Agentic AI represents a shift from traditional insight-driven analytics to AI systems that can autonomously plan, make decisions, and carry out tasks with minimal human involvement. Adoption is being led by digital-native firms and service-intensive industries, where automated workflows and integration across software systems already exist. Sectors with complex operational needs are experimenting, while highly regulated industries are advancing more cautiously. Although the opportunities are significant, agentic AI introduces challenges related to reliability, safety, governance, and access control. Global spending on agentic AI is expected to grow rapidly, rising from USD 8.0 billion in 2025 to USD 39.4 billion in 2030. As development frameworks mature and organizations improve their automation readiness, agentic AI will play a central role in digital transformation and operational efficiency initiatives.

Action Items

  • Assess Workflow Readiness: Identify processes that are structured, repetitive, and data-rich, where agentic AI can be piloted with low operational risk.

  • Establish Governance Structures: Define oversight mechanisms, audit controls, and safety guardrails to ensure reliable and transparent agent behavior.

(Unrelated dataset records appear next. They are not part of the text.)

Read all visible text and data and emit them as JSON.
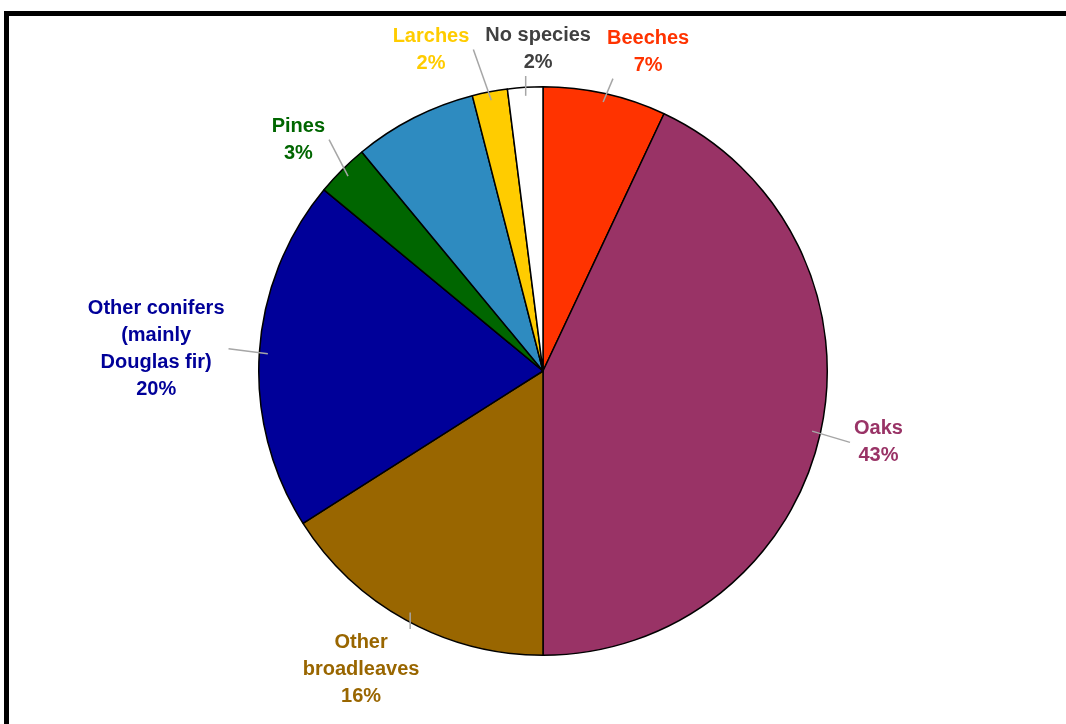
{
  "chart_data": {
    "type": "pie",
    "categories": [
      "Beeches",
      "Oaks",
      "Other broadleaves",
      "Other conifers (mainly Douglas fir)",
      "Pines",
      null,
      "Larches",
      "No species"
    ],
    "values": [
      7,
      43,
      16,
      20,
      3,
      7,
      2,
      2
    ],
    "colors": [
      "#ff3300",
      "#993366",
      "#996600",
      "#000099",
      "#006600",
      "#2e8bc0",
      "#ffcc00",
      "#ffffff"
    ],
    "value_labels": [
      "7%",
      "43%",
      "16%",
      "20%",
      "3%",
      null,
      "2%",
      "2%"
    ],
    "legend": false
  }
}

  • Integrate with Existing Systems: Prioritize API readiness, data accessibility, and platform interoperability to support agentic automation.

  • Pilot in Internal Use Cases First: Begin with controlled environments such as internal reporting, workflow routing, or service desk operations before scaling.

  • Build Cultural Confidence: Train teams to work effectively with AI agents, reinforcing that these tools augment rather than replace skilled roles.

  • Monitor Market Developments: Track emerging frameworks, vendor capabilities, and best practices as the market grows and standards evolve.